Can I Use My FTSs Kit & Cooling Coils To Warm My Beer When It's Super Cold In My Fermenting Area?

Short answer: Yes!

Our FTSs Kits are designed around the concept of using a digital temp controller to control a coolant pump and heater pad to help maintain fermentation temps. Normally, this exceptionally well for homebrewing but for particularly long periods of cold ambient temps (think below 48F) the FTSs Heating Pad may struggle to maintain higher fermentation temps. In this case, you may want to consider adjusting your setup to pump warm water through the cooling coils in your fermenter to help keep your fermentation warm.

There are a couple of cheap/easy ways one could do this - including just sticking a sous vide heater or aquarium heater inside a basin of water like an extra beverage cooler, bucket, sous vide basin, etc. There are more details below on what temp to set your warm water to but we recommend a maximum hot water temp of 110F for this use case as any higher will risk uneven heating and potentially warming the beer too much during use. (Just to note, the FTSs Pump has a max temp rating of 150F)

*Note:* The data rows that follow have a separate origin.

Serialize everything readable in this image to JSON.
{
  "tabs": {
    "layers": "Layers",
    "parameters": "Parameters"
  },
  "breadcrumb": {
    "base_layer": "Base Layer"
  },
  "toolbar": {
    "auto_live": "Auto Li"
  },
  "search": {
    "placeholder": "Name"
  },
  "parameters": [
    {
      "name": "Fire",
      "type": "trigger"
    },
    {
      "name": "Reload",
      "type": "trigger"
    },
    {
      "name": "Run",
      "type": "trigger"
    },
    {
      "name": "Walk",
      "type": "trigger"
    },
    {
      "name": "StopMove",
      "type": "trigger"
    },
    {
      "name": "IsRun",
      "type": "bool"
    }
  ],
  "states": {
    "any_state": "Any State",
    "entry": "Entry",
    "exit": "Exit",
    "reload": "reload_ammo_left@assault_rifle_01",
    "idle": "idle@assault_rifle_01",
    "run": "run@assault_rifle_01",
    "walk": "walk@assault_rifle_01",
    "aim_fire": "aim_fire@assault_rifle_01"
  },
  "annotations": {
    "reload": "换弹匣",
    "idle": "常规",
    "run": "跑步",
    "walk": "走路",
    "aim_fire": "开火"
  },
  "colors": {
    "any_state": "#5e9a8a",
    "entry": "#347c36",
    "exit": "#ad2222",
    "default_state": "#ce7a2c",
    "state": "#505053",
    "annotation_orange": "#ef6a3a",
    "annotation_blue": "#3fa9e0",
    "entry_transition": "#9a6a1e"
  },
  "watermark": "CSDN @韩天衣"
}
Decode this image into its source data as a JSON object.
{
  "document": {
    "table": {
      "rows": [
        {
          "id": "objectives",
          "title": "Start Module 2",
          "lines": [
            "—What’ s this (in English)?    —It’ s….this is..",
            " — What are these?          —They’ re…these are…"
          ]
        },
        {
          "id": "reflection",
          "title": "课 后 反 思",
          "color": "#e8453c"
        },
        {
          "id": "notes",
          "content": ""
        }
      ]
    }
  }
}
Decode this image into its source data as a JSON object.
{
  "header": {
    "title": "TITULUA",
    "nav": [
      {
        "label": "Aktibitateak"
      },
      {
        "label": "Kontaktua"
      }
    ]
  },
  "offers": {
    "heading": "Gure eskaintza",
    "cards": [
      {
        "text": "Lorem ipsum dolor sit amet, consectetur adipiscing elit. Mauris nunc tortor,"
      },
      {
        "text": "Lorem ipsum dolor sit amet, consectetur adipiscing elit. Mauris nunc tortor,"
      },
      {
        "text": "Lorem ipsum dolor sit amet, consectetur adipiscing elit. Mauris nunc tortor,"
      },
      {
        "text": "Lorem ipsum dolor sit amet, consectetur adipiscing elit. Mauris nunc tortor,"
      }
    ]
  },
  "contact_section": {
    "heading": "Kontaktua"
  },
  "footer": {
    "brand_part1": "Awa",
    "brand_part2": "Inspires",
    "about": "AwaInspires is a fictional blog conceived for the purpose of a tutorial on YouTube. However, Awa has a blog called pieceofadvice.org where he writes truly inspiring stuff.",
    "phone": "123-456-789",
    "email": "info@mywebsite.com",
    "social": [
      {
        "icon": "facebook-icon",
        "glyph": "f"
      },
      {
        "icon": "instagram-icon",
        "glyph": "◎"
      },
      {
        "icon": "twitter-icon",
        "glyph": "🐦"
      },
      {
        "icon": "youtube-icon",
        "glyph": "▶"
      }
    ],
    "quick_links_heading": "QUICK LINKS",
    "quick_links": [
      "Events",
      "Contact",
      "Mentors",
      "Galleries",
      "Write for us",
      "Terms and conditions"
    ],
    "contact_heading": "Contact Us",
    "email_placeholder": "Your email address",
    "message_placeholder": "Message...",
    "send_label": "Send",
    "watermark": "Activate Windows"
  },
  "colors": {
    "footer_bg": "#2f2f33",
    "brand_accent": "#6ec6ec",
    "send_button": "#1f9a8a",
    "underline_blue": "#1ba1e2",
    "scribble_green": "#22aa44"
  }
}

With an FTss Touch or legacy FTSs2 Controller, you can simply swap the pump to the heater port on the Nub or Controller and you will be ready to roll!

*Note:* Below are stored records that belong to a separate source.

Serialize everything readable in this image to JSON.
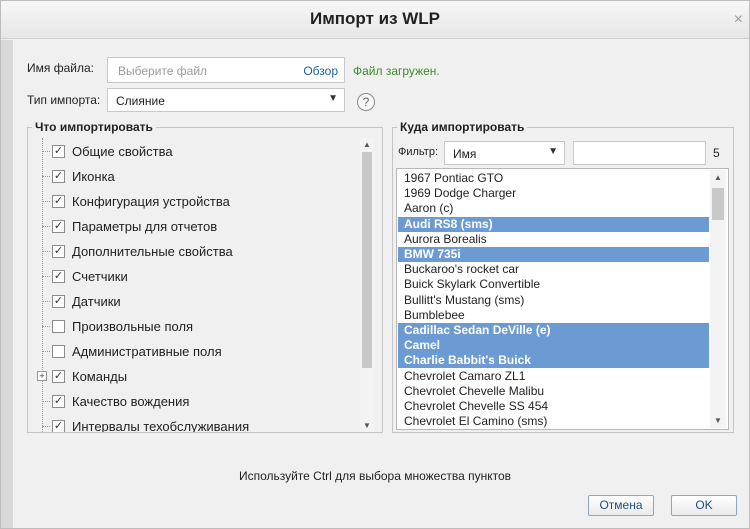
{
  "dialog": {
    "title": "Импорт из WLP",
    "close_glyph": "×"
  },
  "file": {
    "label": "Имя файла:",
    "placeholder": "Выберите файл",
    "browse_label": "Обзор",
    "status": "Файл загружен."
  },
  "import_type": {
    "label": "Тип импорта:",
    "value": "Слияние",
    "help_glyph": "?"
  },
  "what_to_import": {
    "title": "Что импортировать",
    "items": [
      {
        "label": "Общие свойства",
        "checked": true
      },
      {
        "label": "Иконка",
        "checked": true
      },
      {
        "label": "Конфигурация устройства",
        "checked": true
      },
      {
        "label": "Параметры для отчетов",
        "checked": true
      },
      {
        "label": "Дополнительные свойства",
        "checked": true
      },
      {
        "label": "Счетчики",
        "checked": true
      },
      {
        "label": "Датчики",
        "checked": true
      },
      {
        "label": "Произвольные поля",
        "checked": false
      },
      {
        "label": "Административные поля",
        "checked": false
      },
      {
        "label": "Команды",
        "checked": true,
        "expandable": true
      },
      {
        "label": "Качество вождения",
        "checked": true
      },
      {
        "label": "Интервалы техобслуживания",
        "checked": true
      }
    ]
  },
  "where_to_import": {
    "title": "Куда импортировать",
    "filter_label": "Фильтр:",
    "filter_field": "Имя",
    "filter_text": "",
    "count": "5",
    "units": [
      {
        "name": "1967 Pontiac GTO",
        "selected": false
      },
      {
        "name": "1969 Dodge Charger",
        "selected": false
      },
      {
        "name": "Aaron (c)",
        "selected": false
      },
      {
        "name": "Audi RS8 (sms)",
        "selected": true
      },
      {
        "name": "Aurora Borealis",
        "selected": false
      },
      {
        "name": "BMW 735i",
        "selected": true
      },
      {
        "name": "Buckaroo's rocket car",
        "selected": false
      },
      {
        "name": "Buick Skylark Convertible",
        "selected": false
      },
      {
        "name": "Bullitt's Mustang (sms)",
        "selected": false
      },
      {
        "name": "Bumblebee",
        "selected": false
      },
      {
        "name": "Cadillac Sedan DeVille (e)",
        "selected": true
      },
      {
        "name": "Camel",
        "selected": true
      },
      {
        "name": "Charlie Babbit's Buick",
        "selected": true
      },
      {
        "name": "Chevrolet Camaro ZL1",
        "selected": false
      },
      {
        "name": "Chevrolet Chevelle Malibu",
        "selected": false
      },
      {
        "name": "Chevrolet Chevelle SS 454",
        "selected": false
      },
      {
        "name": "Chevrolet El Camino (sms)",
        "selected": false
      }
    ]
  },
  "hint": "Используйте Ctrl для выбора множества пунктов",
  "buttons": {
    "cancel": "Отмена",
    "ok": "OK"
  },
  "glyphs": {
    "dropdown": "▼",
    "scroll_up": "▲",
    "scroll_down": "▼",
    "check": "✓",
    "expand": "+"
  }
}
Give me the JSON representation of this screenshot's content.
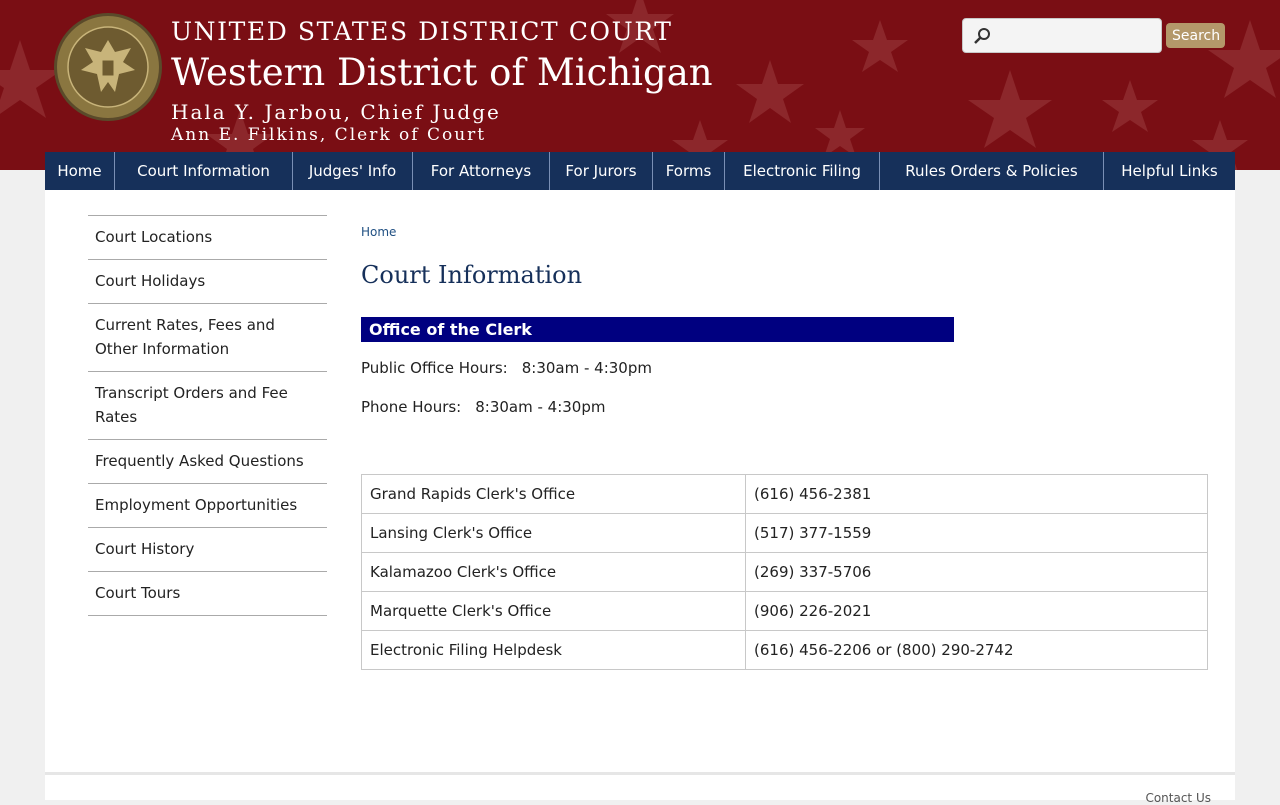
{
  "header": {
    "line1": "UNITED STATES DISTRICT COURT",
    "line2": "Western District of Michigan",
    "line3": "Hala Y. Jarbou, Chief Judge",
    "line4": "Ann E. Filkins, Clerk of Court",
    "seal_icon": "court-seal-icon",
    "colors": {
      "background": "#7a0e14",
      "search_button": "#b4986a"
    }
  },
  "search": {
    "placeholder": "",
    "button_label": "Search"
  },
  "nav": {
    "items": [
      "Home",
      "Court Information",
      "Judges' Info",
      "For Attorneys",
      "For Jurors",
      "Forms",
      "Electronic Filing",
      "Rules Orders & Policies",
      "Helpful Links"
    ],
    "color": "#16305a"
  },
  "sidebar": {
    "items": [
      "Court Locations",
      "Court Holidays",
      "Current Rates, Fees and Other Information",
      "Transcript Orders and Fee Rates",
      "Frequently Asked Questions",
      "Employment Opportunities",
      "Court History",
      "Court Tours"
    ]
  },
  "main": {
    "breadcrumb": "Home",
    "title": "Court Information",
    "section_heading": "Office of the Clerk",
    "public_hours_label": "Public Office Hours:",
    "public_hours_value": "8:30am - 4:30pm",
    "phone_hours_label": "Phone Hours:",
    "phone_hours_value": "8:30am - 4:30pm",
    "offices": [
      {
        "name": "Grand Rapids Clerk's Office",
        "phone": "(616) 456-2381"
      },
      {
        "name": "Lansing Clerk's Office",
        "phone": "(517) 377-1559"
      },
      {
        "name": "Kalamazoo Clerk's Office",
        "phone": "(269) 337-5706"
      },
      {
        "name": "Marquette Clerk's Office",
        "phone": "(906) 226-2021"
      },
      {
        "name": "Electronic Filing Helpdesk",
        "phone": "(616) 456-2206 or (800) 290-2742"
      }
    ]
  },
  "footer": {
    "contact_link": "Contact Us"
  }
}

With our legacy FTSs (Cooling Only) Controller you will just need to make a quick adjustment to the Controller's settings so it will be in heating mode and activate the pump when the temperature needs to be raised. Press the “Set” key and hold more than 3 seconds to enter the menu display, the screen appears “HC” code, press the “Set” key to display the working mode, press the “^” or “v” to adjust the display. “C” means cooling mode; “H” means heating mode. Factory Default = “C”.

With that, you will be set up to warm your fermentation using the cooling coils. Just remember that the actual temperature of the warm water source needs to be warmer than the temp you want your fermentation to be. It just has to have enough of a temp differential to work so between 10F-20F should be a good starting point.

For example, if you have 60F beer and a 45F ambient, and you want to warm it to maintain 65F, then set your warm water basin (heated with a sous vide or aquarium heater) to about 85F. This will take some experimentation to find the best settings for your scenario but with a little bit of tinkering, it should help maintain temps right where you need them.